Aim 2. Examine the efficacy of stochastic, vibro-tactile stimulation for enhancing physiological stability in NAS infants and alleviating the symptoms of drug withdrawal. Subjects will serve as their own control to test the hypothesis that stochastic, vibro-tactile perturbations impinge upon destabilized neural circuits and reduce the progressive spread of NAS irritability from subcortical (brainstem) to cortical structure, marked by excessive changes in respiration, heart rate, temperature and subsequent upsurge in movement. Conditions of stochastic vibration (specially designed mattress with mechanical actuators embedded in foam;30-60Hz, RMS amplitude 0.1mm) will be compared to control periods to test whether stimulation: 1) Improves cardio-respiratory control by reducing instability of heart beat (e.g., bradycardia, tachycardia) and respiration, including decreasing incidents of apnea, periodic breathing and tachypnea;2) Inhibits sleep disruption as marked by reduction of excessive body movements; and 3) Relieves withdrawal symptoms indexed by improved NAS clinical assessment scores. Findings from this proposal will elucidate whether stochastic, vibro-tactile stimulation has potential as an adjuvant treatment of NAS for improving cardio-respiratory control and reducing sleep disruption (indexed by excessive movement) in NAS infants. A more rigorous future prospective study may ultimately help elucidate underlying mechanisms involved in NAS, lead to improved therapeutic interventions for reducing severity and duration of drug withdrawal complementary to standard care, and thereby improve morbidity and reduce hospitalization and medical costs among NAS infants.

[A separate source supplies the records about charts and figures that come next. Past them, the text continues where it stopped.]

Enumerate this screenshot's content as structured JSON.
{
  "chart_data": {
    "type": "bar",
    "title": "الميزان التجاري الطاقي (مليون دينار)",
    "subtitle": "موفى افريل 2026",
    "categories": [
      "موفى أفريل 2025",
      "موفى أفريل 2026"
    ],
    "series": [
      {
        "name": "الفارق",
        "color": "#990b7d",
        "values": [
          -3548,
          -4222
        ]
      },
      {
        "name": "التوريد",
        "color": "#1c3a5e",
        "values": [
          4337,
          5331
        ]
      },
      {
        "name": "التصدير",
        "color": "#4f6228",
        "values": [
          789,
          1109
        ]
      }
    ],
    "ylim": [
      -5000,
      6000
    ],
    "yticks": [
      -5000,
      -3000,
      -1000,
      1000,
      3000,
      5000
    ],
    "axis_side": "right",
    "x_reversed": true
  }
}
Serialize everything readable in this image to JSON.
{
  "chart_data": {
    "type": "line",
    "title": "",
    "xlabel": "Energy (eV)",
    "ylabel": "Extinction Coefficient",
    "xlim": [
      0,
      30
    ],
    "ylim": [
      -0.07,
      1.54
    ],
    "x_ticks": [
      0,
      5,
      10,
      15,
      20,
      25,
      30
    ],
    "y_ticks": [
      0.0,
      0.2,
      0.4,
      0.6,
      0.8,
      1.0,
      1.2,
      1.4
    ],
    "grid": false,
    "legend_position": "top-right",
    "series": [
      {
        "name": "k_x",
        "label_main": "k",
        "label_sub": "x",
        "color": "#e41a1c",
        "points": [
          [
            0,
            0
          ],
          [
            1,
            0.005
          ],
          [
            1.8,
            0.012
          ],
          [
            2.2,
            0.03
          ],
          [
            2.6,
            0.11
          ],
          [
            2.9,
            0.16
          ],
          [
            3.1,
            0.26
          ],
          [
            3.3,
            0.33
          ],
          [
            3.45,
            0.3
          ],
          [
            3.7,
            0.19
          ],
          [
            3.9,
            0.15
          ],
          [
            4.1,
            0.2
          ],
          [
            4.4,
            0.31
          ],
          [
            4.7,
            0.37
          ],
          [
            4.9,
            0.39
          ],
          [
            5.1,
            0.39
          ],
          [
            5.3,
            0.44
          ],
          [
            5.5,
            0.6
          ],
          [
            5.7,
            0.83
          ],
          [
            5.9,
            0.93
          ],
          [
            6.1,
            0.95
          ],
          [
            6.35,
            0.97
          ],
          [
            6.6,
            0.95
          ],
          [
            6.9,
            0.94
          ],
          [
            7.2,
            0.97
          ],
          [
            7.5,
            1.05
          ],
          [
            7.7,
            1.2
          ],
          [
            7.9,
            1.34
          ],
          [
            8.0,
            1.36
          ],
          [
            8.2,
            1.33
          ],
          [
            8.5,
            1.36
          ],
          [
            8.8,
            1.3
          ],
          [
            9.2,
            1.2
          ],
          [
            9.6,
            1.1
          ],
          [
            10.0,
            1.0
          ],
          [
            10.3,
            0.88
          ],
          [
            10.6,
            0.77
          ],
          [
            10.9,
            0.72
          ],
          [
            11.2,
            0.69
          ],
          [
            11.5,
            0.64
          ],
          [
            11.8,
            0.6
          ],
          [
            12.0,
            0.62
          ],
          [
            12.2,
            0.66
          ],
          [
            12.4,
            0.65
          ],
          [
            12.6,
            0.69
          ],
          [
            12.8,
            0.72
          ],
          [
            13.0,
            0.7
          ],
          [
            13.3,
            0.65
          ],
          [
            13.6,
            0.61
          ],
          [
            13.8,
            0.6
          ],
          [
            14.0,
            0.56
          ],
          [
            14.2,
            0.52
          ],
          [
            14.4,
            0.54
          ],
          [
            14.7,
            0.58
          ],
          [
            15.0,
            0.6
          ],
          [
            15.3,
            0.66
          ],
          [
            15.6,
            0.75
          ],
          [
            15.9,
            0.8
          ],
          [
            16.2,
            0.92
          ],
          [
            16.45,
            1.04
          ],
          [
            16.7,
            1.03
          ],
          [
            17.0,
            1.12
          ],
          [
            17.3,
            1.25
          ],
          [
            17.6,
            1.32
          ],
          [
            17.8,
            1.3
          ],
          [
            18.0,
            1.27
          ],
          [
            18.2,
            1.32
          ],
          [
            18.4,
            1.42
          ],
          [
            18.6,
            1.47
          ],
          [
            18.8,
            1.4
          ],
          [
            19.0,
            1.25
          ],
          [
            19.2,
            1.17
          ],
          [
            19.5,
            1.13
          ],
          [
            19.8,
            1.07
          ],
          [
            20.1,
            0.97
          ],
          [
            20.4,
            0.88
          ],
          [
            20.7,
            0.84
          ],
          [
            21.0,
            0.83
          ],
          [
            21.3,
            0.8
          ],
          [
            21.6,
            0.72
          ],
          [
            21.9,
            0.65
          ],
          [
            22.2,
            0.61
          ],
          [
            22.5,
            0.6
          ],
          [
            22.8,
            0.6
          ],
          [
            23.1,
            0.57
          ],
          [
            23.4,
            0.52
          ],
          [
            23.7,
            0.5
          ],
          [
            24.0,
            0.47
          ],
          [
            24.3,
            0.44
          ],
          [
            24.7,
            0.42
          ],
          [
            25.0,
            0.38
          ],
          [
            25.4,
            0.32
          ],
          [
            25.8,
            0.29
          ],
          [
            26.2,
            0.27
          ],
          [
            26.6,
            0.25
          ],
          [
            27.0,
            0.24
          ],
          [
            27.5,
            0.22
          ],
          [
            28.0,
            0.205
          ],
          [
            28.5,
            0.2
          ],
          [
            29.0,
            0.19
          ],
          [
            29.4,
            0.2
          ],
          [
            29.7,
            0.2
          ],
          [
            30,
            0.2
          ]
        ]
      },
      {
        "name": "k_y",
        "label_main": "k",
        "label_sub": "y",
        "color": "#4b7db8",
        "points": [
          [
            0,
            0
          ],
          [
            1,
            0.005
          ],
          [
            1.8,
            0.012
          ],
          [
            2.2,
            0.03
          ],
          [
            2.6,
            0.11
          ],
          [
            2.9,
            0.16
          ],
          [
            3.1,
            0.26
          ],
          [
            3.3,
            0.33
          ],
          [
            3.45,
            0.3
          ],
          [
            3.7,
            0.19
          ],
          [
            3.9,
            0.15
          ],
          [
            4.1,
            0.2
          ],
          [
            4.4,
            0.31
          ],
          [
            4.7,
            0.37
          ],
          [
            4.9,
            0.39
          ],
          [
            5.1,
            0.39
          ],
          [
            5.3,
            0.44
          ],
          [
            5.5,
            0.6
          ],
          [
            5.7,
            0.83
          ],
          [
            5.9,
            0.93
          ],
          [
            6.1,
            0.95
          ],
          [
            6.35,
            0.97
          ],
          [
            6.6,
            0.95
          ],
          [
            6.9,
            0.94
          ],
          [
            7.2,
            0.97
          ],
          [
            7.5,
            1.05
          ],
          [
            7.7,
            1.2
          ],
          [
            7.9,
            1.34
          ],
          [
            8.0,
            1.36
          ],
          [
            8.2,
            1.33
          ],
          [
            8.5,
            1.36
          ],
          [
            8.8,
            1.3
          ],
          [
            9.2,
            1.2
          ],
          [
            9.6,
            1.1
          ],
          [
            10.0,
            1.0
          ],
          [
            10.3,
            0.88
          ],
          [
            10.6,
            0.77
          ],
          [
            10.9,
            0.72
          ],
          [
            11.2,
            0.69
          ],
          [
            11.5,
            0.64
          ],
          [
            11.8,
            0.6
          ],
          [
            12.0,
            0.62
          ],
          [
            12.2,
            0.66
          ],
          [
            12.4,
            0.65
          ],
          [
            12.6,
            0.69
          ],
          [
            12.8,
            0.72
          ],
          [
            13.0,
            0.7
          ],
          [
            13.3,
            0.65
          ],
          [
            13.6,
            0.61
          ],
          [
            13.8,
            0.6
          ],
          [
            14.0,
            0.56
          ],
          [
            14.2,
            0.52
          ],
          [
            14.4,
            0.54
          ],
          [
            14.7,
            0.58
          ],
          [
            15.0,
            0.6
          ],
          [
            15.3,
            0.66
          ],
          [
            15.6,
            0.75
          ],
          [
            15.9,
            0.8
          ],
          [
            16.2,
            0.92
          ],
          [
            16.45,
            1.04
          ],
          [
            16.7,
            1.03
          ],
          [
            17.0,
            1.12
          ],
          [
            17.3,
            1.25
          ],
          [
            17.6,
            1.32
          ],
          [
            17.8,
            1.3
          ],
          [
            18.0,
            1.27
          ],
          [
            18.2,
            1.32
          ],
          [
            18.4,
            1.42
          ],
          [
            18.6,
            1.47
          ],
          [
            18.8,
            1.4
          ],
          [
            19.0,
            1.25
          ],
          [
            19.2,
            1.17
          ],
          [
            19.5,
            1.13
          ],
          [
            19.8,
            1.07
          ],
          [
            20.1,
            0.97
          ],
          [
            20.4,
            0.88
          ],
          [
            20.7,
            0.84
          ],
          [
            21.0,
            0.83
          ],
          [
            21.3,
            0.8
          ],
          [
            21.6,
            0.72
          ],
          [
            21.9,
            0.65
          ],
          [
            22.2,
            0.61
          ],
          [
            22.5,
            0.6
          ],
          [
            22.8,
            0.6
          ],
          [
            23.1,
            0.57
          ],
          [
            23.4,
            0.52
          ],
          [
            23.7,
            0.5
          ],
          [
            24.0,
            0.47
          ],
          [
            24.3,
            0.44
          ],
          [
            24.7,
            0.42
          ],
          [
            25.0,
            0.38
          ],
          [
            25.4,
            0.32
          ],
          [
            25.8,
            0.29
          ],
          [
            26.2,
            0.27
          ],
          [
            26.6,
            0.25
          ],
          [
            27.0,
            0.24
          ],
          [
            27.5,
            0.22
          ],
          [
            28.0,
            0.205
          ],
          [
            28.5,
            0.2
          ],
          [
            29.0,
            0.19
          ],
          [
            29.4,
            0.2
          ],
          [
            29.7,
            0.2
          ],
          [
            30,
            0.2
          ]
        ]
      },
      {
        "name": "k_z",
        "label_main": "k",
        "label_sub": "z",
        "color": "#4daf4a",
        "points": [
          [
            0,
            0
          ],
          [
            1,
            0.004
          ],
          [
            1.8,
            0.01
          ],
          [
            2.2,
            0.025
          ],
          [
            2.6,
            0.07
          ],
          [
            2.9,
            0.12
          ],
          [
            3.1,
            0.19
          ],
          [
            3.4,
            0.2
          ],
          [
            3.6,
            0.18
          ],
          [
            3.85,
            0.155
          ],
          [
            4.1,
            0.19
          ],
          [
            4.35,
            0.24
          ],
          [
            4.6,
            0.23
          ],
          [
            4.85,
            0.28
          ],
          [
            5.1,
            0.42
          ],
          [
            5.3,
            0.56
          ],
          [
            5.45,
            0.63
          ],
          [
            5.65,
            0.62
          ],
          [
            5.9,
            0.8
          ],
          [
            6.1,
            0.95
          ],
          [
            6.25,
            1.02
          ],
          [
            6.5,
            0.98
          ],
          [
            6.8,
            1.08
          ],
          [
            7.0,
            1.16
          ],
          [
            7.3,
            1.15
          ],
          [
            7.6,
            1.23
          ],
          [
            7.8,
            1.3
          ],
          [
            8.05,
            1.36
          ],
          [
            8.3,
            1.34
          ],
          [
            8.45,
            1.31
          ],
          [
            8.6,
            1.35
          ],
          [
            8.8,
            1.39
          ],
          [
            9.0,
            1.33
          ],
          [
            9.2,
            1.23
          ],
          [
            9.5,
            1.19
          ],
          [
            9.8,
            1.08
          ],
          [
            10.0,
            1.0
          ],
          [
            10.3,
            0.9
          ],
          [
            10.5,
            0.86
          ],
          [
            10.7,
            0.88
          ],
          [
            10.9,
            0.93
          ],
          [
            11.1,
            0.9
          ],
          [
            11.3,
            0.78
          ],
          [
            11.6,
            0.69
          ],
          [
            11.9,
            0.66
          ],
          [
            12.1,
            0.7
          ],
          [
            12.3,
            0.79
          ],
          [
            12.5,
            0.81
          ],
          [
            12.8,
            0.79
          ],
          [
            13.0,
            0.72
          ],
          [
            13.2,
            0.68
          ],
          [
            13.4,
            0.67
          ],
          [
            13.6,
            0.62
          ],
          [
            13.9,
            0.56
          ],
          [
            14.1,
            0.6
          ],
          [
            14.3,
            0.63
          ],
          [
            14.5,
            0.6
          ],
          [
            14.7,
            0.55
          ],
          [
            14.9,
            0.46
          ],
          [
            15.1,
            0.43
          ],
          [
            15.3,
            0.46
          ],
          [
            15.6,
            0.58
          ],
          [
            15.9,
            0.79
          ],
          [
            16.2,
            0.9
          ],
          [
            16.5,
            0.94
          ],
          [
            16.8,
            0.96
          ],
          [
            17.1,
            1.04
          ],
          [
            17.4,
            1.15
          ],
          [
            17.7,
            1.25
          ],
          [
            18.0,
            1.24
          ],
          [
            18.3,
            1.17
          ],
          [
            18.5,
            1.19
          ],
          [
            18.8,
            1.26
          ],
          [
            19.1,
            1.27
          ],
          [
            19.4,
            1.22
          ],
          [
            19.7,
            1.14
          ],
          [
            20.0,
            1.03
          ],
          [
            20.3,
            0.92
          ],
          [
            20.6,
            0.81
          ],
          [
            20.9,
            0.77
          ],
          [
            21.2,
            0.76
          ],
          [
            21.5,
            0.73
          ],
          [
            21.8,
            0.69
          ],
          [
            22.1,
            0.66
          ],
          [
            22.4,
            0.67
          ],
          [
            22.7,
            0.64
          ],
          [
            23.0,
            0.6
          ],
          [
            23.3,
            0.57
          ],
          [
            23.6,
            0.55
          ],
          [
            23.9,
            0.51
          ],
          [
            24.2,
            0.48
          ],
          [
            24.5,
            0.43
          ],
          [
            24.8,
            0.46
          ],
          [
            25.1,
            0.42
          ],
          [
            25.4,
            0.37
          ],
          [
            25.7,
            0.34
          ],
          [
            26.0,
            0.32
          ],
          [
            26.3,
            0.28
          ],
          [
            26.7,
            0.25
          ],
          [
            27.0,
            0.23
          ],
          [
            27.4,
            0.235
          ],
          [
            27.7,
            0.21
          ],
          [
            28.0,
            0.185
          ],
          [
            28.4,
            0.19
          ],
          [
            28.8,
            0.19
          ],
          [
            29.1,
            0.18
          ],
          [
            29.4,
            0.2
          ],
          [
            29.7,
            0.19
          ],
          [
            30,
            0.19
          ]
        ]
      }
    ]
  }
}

Fetal drug exposure (illicit and prescribed) is a nationwide problem. Discontinuation of drug/s to which an infant has developed physical tolerance and dependence (e.g., at birth when fetal and maternal circulations are separated) typically results in multi-system disturbances and a host of withdrawal symptoms that often require medical treatment and prolonged hospitalization. Withdrawal symptoms include instabilities of breathing and heart rate, and excessive movement indicative of sleep disruption. One aim of this proposal is to objectively quantify precarious physiological instabilities of abstinence and drug withdrawal in neonates. A second aim is to investigate whether gentle stimulation, using a specially designed vibratory mattress, has potential as an adjuvant treatment for improving cardio-respiratory stability in these infants. Novel approaches to the study and treatment of neonatal abstinence and drug withdrawal are needed for reducing prolonged pharmacological management, minimizing hospitalization and improving developmental outcomes for this at-risk population.